A lo largo de su trayectoria profesional, Hockney mostró un entusiasmo singular por la tecnología. En la década de 1970 revolucionó la fotografía con sus célebres joiners (collages de imágenes Polaroid que desafiaban las leyes tradicionales de la perspectiva). Posteriormente experimentó con fotocopiadoras, máquinas de fax y, en años recientes, se convirtió en un pionero del arte digital al realizar detallados retratos y paisajes directamente en su iPad, incluyendo un retrato del cantante pop Harry Styles. «Solo me interesa la tecnología que sirve para hacer imágenes», solía declarar.
Tras residir largas temporadas en Estados Unidos, Hockney regresó a su natal Yorkshire en 2005 para volcarse en la pintura de paisajes monumentales al aire libre. En 2013, su entorno personal enfrentó una tragedia cuando su joven asistente de estudio, Dominic Elliott, falleció en la residencia del artista tras ingerir un producto de limpieza doméstico en un contexto de consumo de sustancias recreativas; una investigación forense posterior determinó que se trató de una muerte accidental y desvinculó por completo al pintor del suceso. En sus últimos años de vida, Hockney trasladó su residencia a Normandía (Francia), donde continuó pintando la llegada de la primavera durante el confinamiento global por la pandemia de coronavirus.




Reacciones mundiales ante la pérdida de un «original»
La muerte del pintor desató una ola de pronunciamientos institucionales y políticos en el Reino Unido.
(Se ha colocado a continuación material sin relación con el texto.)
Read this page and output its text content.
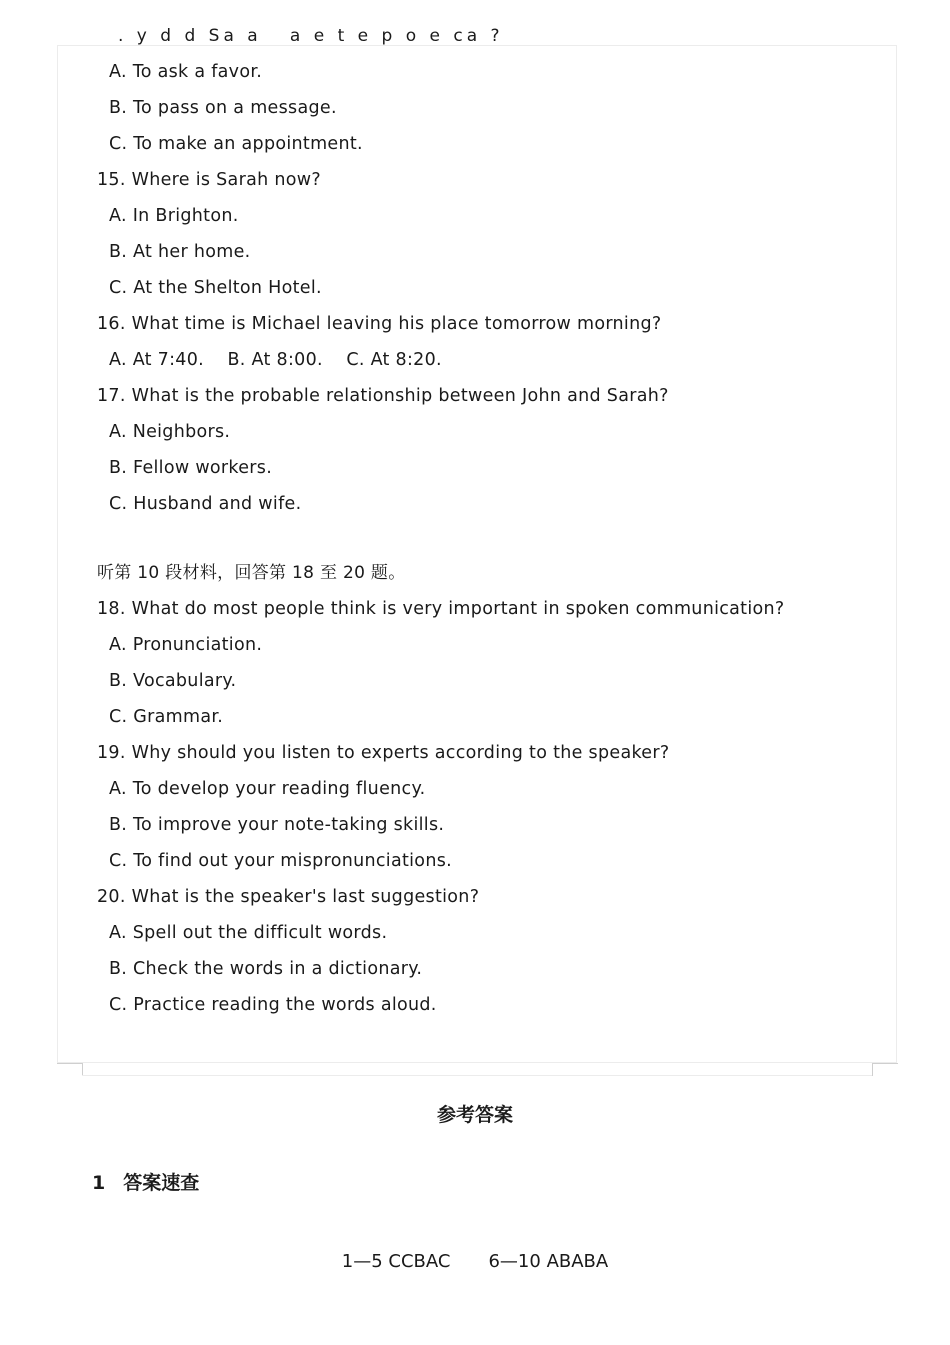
. y d d Sa a   a e t e p o e ca ?
A. To ask a favor.
B. To pass on a message.
C. To make an appointment.
15. Where is Sarah now?
A. In Brighton.
B. At her home.
C. At the Shelton Hotel.
16. What time is Michael leaving his place tomorrow morning?
A. At 7:40.    B. At 8:00.    C. At 8:20.
17. What is the probable relationship between John and Sarah?
A. Neighbors.
B. Fellow workers.
C. Husband and wife.
听第 10 段材料，回答第 18 至 20 题。
18. What do most people think is very important in spoken communication?
A. Pronunciation.
B. Vocabulary.
C. Grammar.
19. Why should you listen to experts according to the speaker?
A. To develop your reading fluency.
B. To improve your note-taking skills.
C. To find out your mispronunciations.
20. What is the speaker's last suggestion?
A. Spell out the difficult words.
B. Check the words in a dictionary.
C. Practice reading the words aloud.
参考答案
1 答案速查
1—5 CCBAC 6—10 ABABA
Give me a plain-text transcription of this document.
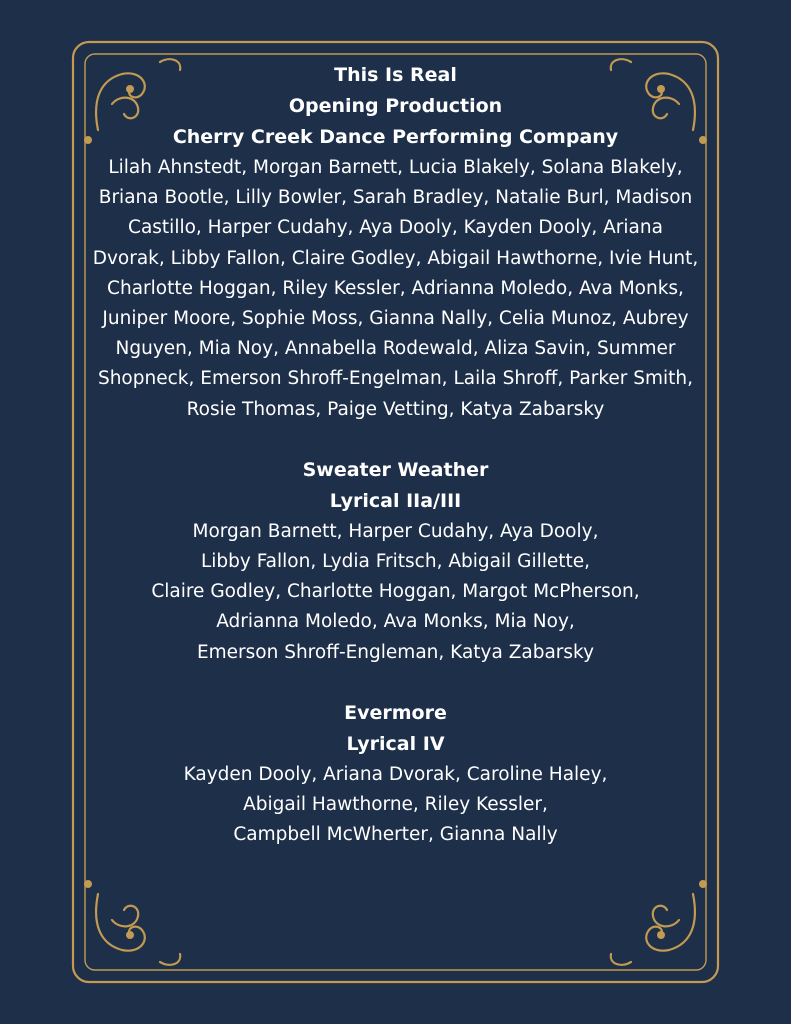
This Is Real

Opening Production

Cherry Creek Dance Performing Company

Lilah Ahnstedt, Morgan Barnett, Lucia Blakely, Solana Blakely, Briana Bootle, Lilly Bowler, Sarah Bradley, Natalie Burl, Madison Castillo, Harper Cudahy, Aya Dooly, Kayden Dooly, Ariana Dvorak, Libby Fallon, Claire Godley, Abigail Hawthorne, Ivie Hunt, Charlotte Hoggan, Riley Kessler, Adrianna Moledo, Ava Monks, Juniper Moore, Sophie Moss, Gianna Nally, Celia Munoz, Aubrey Nguyen, Mia Noy, Annabella Rodewald, Aliza Savin, Summer Shopneck, Emerson Shroff-Engelman, Laila Shroff, Parker Smith, Rosie Thomas, Paige Vetting, Katya Zabarsky

Sweater Weather

Lyrical IIa/III

Morgan Barnett, Harper Cudahy, Aya Dooly,
Libby Fallon, Lydia Fritsch, Abigail Gillette,
Claire Godley, Charlotte Hoggan, Margot McPherson,
Adrianna Moledo, Ava Monks, Mia Noy,
Emerson Shroff-Engleman, Katya Zabarsky

Evermore

Lyrical IV

Kayden Dooly, Ariana Dvorak, Caroline Haley,
Abigail Hawthorne, Riley Kessler,
Campbell McWherter, Gianna Nally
El primer ministro británico, Keir Starmer, lamentó el deceso señalando que su obra vívida e inconfundible influyó de manera definitiva en generaciones enteras. Por su parte, el rey Carlos III emitió un emotivo mensaje en el que describió a Hockney como «un gigante del mundo del arte» y un amigo entrañable dotado de un encanto irreprochable. El monarca recordó con simpatía las icónicas sandalias tipo Crocs amarillas que el artista solía calzar incluso durante las ceremonias solemnes en el palacio real.
Grandes instituciones museísticas como la red de galerías Tate de Londres y el Centro Pompidou de París emitieron comunicados expresando que la pérdida para el circuito artístico es incalculable. Representantes de la Tate confirmaron que mantendrán la colaboración con el equipo del creador para llevar a cabo una magna exposición retrospectiva programada para el año 2027 en la Tate Britain, así como una instalación multimedia en la Tate Modern, coincidiendo con lo que habría sido el cumpleaños número 90 de un artista que rigió su vida bajo la máxima de «amar la vida».